Keithley Instruments Company Profile
by Julie Henry

Keithley Instruments, Inc. designs and builds measuring devices that use small amounts of electricity to calculate how well things work. Manufacturers around the world buy Keithley's hardware to test everything from cell phones to flat panel displays to semiconductors. And scientists use the instruments to conduct basic research.

The company started in 1946 as a one-man operation on Cleveland's Crawford Road, in a spot between a bar and a barber shop. Today, nearly 400 people work at Keithley's Solon facilities. And another 200 employees are spread out in offices throughout Europe and Asia.

Now if you're wondering what a 56-year-old company with 2001 sales totalling $150 million is doing in a program about entrepreneurship, consider this.

In the early 1990s, Keithley Instruments hit a wall. It could have been the recession. It could have been global cutbacks in research and military programs. But whatever the reasons, after decades of steady growth, Keithley's sales began to fall. Chairman, President, and CEO Joseph P. Keithley says the company was forced to re-invent itself in order to survive.

Joseph P. Keithley: Well the way we sized it up, and I didn't have to do it by myself cause we have such a good team here, was to acknowledge that it isn't just problems outside us, there were some things we weren't doing well. There were some things we needed to do to change.

We had to visit new customers, we began to hear about new needs, and we had to sell in a different way. So there were lot of things we had to change in our organization to carry out this strategic intent that we wanted to pursue.
In addition to breaking into new product markets, change at Keithley has meant restructuring departments by function rather than sales areas. It's meant changing the manufacturing process so that workers are cross-trained in different areas and products are constantly flowing through the production line. And it's meant embracing new technologies like the world wide web and using them to their full potential.

All this change seems to have paid off. The company saw sales rise every quarter from 1998 to 2000. But what about the employees? How did they react to all this upheaval? Keithley says better than you might imagine. He says enlightened self-interest helped them adapt to new ways of working.
Joseph P. Keithley: We engaged people early on rather than having a few executives off in a separate room trying to figure it out and then unfolding it on the organization. So that inclusion helped facilitate the notion that the change was going to be for the positive.

And we had the angst of having all the success and then not having success. So it was clearly well understood and felt we need to change. And that's a large part of the battle, then it's a question of in what way do you change and does anybody lose as a result of the change.

If you're creative and if you're energetic and you adopt these new approaches, and I guess creative and energetic means you have a lot of young people in your organization, there's no telling what you can do.

To maintain the status quo is to fall behind. Change is everywhere and it's forced upon us and why not embrace it as opposed to fight it?
The concept of adapting to survive is one that Keithley says applies not only to established companies like his, but to northeast Ohio as a whole.
Joseph P. Keithley: This region, because of the jobs that are there for people in for example the steel industry. The steel industry employs a lot of people here, but in terms of our future isn't going to be nearly as important as industries that have a tremendous amount of intellectual property. You don't want to do one instead of the other. But if you would take all the money that's been spent on the steel industry or the coal industry or agriculture, just to name three industries that a lot of state money is put in, and direct it toward new industries, whether its polymers or medical devices or biomedicine or the high tech industry that i'm part of, I think you'd see 15 years from now a community which is more vibrant.

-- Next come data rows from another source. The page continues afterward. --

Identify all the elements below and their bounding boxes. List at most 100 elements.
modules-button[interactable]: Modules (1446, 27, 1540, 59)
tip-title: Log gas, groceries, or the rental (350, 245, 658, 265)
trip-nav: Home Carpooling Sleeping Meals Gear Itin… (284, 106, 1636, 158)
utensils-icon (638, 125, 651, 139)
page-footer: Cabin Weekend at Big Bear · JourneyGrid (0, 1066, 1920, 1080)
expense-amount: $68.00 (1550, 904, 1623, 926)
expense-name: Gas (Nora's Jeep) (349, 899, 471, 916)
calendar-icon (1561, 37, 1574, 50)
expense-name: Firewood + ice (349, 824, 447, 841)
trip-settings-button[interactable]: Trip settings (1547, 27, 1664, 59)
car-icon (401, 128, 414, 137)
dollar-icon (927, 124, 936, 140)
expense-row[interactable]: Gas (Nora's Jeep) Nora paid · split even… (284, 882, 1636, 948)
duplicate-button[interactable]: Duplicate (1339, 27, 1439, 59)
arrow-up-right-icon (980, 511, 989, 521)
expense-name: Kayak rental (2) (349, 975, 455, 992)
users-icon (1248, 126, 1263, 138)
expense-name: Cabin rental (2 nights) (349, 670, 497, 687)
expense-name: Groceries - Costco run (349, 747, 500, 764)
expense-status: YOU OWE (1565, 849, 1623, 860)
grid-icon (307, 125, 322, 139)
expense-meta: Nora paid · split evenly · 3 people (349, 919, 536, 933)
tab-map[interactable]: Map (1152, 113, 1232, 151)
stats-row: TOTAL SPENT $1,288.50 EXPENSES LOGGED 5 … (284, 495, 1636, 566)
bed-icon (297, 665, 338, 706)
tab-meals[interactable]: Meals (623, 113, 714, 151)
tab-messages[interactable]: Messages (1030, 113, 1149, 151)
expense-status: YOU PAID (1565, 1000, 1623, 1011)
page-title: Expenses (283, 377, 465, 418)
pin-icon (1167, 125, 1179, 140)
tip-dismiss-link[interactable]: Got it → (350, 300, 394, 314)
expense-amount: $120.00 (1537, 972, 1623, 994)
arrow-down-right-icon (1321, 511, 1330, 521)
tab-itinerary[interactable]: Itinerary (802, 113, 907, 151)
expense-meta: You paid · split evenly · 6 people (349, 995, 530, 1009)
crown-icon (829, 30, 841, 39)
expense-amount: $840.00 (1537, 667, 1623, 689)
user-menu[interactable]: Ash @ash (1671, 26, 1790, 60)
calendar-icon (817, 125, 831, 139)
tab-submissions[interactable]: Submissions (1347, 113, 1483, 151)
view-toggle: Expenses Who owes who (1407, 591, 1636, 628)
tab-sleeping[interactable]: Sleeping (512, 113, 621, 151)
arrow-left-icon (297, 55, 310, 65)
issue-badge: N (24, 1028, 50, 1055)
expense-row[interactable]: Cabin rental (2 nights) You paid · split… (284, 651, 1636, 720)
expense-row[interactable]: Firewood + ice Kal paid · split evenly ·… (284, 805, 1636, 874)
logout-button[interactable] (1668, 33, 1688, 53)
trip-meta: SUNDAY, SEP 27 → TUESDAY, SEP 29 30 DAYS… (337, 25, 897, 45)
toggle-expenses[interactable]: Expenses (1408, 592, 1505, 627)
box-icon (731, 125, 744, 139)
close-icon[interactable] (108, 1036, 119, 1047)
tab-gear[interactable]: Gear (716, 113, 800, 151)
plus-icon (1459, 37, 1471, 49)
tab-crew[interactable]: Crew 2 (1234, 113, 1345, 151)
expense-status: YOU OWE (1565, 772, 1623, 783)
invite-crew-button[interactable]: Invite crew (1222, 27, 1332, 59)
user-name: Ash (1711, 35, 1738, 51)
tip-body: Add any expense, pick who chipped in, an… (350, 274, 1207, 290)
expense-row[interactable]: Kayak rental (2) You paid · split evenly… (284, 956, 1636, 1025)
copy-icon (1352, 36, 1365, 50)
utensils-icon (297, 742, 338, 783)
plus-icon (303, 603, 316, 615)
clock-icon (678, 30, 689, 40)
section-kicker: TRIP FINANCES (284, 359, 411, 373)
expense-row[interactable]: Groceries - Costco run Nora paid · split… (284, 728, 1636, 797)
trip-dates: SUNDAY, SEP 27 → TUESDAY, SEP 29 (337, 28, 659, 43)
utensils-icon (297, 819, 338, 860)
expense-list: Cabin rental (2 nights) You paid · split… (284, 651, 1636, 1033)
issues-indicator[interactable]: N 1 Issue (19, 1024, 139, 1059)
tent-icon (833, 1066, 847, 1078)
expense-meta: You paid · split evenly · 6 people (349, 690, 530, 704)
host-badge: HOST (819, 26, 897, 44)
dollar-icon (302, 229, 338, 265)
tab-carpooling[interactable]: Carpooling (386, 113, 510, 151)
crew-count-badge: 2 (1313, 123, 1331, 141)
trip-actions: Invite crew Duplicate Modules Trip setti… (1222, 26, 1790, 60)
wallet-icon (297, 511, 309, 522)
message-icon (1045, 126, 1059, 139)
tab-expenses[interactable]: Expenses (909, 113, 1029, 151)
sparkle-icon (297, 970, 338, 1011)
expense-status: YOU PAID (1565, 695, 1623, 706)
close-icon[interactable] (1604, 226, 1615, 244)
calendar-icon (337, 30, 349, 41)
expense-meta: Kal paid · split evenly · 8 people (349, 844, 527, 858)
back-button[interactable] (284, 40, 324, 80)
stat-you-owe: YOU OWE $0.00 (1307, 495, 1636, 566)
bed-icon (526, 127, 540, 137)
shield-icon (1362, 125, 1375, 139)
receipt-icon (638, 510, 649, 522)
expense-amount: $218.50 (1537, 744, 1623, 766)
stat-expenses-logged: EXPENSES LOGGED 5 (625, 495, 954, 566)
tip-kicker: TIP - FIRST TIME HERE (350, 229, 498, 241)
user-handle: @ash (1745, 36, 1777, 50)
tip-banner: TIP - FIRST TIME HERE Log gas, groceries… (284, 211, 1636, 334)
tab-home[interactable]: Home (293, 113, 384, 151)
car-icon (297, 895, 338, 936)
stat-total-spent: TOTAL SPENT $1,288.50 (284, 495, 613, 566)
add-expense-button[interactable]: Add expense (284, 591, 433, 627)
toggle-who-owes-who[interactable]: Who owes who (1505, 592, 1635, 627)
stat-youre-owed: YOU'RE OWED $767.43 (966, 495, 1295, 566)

There is a tremendous amount of money today at the universities, and the Clinic, and U.H., at NASA Glenn, being spent on research and there's an awful lot of data to support that communities that have major research institutes find that as time goes on, they're able to push new technology through products into new companies.

To the extent that we can have more quote unquote technology transfer agents at the universities and at NASA Glenn would be very helpful.
Keithley also says we can't wait for government or business leaders to change our regional economy. He says it's up to all of us. And that might mean taking some personal risks.
Joseph P. Keithley: Encourage people who have thought that working for someone else all your career is the right thing to do. It may be. But it's also right to start your own company. Know that there are places like the ohio innovation fund and now early stage partners. These are two organizations that combined have almost $50 million worth of money to invest in companies before the companies have any revenue and these two orgs didn't exist five years ago. So there are some support nets if you think of what it takes to start up a company in the area, it's going to be technology, it's going to be capital, and it's going to be people. And I think the people are here if they want to try to do something, we're beginning to get the capital and the technology here is more than you might imagine at the universities and at NASA (Glenn).

I think that this region, and it's true of other regions as well, have an inferiority complex. I think that they feel they aren't as good as maybe we really are. And I think when you feel inadequate it's difficult to dig yourself out of a hole. I think that we need to recognize the strengths that we have and march forward from it.